When it comes to force and technique choice – here too seems to be an area where there is little to no agreement, or proof that a specific technique may provide better outcomes.  While we have made huge advancements in understanding how cells react to stimulus, there is yet to be an agreement on force, frequency and duration.  At the very least we know that tissue adaptation requires repeated stimulus over a period of time – so any outcome we get after one treatment is more then likely to be placebo.  Therefore it seems to be important to understand the other element of manual therapy – the nuerophysiological effect.  

Some studies have spoke about the pain relieving power of touch/human contact, however if you look deeper it appears that touch may impact levels of cyotkines in the blood, as well as levels of serotonin and endorphins.  

It has also been proposed that manual therapy has been shown to lower inflammation with exercise, and decrease substance P levels in patients with fibromyalgia.  In addition, and of recent note, functional MRI studies have been attempting to correlate the brain’s response to touch and its impact on pain levels.  The idea here is that brain activity is limited in an area of pain or injury.  Thus through use of mental imagery and manual therapy we can cause an increase in proprioceptive input from these areas in order to help the brain “map” the area and improve function.   

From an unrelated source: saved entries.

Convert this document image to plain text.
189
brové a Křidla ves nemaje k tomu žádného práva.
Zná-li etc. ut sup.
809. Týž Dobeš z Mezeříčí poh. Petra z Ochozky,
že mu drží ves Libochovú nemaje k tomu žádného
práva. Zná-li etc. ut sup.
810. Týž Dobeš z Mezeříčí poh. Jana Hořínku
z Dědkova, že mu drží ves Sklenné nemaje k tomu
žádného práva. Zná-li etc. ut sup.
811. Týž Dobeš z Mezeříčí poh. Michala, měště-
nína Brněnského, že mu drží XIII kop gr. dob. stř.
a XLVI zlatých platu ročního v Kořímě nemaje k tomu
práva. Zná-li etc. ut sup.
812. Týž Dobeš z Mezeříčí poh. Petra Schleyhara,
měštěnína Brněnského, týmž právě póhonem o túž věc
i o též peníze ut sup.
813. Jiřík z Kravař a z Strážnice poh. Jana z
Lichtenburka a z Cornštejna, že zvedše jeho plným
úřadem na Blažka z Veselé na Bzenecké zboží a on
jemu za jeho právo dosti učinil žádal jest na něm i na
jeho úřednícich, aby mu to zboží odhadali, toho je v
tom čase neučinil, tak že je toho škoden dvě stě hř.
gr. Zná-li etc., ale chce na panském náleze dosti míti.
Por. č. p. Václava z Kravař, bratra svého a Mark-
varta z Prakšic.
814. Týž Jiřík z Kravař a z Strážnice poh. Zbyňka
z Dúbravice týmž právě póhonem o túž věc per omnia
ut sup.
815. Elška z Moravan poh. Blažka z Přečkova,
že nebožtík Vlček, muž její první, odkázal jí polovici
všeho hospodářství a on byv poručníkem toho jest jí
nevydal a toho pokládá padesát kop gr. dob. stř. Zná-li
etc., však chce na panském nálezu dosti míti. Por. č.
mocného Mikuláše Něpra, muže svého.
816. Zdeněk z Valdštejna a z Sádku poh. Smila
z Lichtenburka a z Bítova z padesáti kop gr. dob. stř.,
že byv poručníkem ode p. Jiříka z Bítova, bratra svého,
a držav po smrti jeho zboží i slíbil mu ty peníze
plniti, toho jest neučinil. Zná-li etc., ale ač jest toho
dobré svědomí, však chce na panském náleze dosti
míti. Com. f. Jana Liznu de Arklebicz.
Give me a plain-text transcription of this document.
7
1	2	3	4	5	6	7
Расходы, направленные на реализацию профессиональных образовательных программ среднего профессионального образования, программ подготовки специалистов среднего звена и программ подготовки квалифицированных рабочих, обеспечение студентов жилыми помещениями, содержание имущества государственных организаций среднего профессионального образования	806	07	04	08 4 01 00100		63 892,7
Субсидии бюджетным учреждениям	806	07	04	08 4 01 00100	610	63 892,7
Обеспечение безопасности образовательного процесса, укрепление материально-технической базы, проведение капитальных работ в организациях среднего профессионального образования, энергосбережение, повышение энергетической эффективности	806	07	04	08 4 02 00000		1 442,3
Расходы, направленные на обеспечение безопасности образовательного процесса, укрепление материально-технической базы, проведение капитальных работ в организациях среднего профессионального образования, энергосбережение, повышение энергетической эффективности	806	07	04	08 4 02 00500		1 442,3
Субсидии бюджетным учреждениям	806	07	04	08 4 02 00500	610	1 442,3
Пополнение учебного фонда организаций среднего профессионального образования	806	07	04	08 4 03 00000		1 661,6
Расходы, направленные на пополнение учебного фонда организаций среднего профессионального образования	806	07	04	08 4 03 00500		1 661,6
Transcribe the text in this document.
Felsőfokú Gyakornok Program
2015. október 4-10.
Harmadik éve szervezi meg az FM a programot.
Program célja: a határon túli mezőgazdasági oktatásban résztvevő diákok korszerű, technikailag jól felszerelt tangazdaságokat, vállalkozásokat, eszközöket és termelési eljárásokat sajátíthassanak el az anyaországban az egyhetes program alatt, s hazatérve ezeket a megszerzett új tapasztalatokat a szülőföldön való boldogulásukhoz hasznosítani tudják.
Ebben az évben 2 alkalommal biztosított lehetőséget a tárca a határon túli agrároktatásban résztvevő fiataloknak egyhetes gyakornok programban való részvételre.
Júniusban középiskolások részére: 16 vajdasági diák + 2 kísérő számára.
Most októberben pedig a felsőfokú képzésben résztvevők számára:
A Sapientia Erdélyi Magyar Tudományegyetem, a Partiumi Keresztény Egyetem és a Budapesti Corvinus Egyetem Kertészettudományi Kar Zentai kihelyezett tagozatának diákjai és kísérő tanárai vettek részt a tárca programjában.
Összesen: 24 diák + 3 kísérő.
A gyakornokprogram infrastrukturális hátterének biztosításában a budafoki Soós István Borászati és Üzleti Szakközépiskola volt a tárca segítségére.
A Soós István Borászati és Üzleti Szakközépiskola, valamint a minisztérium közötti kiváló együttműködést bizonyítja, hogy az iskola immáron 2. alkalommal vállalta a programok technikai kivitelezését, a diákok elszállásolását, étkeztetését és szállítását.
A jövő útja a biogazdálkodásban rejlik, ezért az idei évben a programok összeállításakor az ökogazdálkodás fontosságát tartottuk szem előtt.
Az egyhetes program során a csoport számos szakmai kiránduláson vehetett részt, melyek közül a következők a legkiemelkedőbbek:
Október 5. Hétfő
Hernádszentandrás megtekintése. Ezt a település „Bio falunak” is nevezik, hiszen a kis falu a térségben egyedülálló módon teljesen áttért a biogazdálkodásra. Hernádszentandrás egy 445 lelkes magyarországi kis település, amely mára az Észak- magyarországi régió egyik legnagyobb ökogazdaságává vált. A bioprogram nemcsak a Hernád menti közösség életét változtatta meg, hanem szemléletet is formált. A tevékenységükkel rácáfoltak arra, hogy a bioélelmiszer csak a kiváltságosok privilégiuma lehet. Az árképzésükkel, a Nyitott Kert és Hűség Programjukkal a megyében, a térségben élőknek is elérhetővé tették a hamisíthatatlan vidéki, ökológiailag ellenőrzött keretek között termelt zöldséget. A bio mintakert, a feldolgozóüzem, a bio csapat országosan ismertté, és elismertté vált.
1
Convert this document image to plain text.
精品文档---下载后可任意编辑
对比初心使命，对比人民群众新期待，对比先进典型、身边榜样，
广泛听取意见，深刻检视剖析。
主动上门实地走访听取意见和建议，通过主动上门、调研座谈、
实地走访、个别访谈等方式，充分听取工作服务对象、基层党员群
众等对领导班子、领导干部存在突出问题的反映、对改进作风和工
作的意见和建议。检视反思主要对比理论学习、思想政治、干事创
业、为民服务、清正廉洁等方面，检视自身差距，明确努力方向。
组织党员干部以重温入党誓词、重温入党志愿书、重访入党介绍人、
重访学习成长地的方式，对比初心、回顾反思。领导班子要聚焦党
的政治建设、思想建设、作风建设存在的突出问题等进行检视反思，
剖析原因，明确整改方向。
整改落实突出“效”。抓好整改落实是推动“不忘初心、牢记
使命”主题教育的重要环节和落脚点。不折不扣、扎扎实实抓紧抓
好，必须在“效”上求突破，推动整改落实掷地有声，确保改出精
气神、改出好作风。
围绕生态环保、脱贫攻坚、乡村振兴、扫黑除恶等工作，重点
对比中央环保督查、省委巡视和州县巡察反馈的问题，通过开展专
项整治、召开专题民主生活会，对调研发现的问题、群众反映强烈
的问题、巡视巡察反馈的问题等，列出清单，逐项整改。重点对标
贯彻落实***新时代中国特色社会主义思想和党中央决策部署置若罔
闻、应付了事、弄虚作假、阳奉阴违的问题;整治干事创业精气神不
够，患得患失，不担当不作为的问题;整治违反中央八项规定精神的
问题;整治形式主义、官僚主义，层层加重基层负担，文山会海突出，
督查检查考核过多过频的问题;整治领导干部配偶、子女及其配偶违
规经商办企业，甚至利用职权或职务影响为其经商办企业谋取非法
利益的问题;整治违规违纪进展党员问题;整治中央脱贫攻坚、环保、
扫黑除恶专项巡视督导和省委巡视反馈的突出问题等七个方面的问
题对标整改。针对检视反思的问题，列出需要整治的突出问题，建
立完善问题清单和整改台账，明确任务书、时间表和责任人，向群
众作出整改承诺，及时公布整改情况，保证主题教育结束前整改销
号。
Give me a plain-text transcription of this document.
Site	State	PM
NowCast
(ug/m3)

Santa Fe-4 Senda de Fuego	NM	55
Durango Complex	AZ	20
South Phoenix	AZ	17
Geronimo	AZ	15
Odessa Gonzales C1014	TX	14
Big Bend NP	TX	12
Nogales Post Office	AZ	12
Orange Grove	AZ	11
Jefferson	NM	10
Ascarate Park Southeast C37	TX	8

Even when we come to an agreement there will always be remaining obstacles such as; placebo response, patient expectation and other psychosocial factors which may affect treatment (one of which is cognitive dissonance).  This theory supports the idea that as humans we are programmed to ignore new information when personal beliefs are challenged.  Imagine spending your whole life creating and perfecting a manual technique to be told it does not “work”.  Yeah I might have a hard time accepting that too.

In conclusion, it may end up that we must learn to understand WHO may respond to manual therapy, rather then WHAT will respond to manual therapy.  Hopefully that may guide our direction and future research to ensure optimal outcomes with our clients and patients.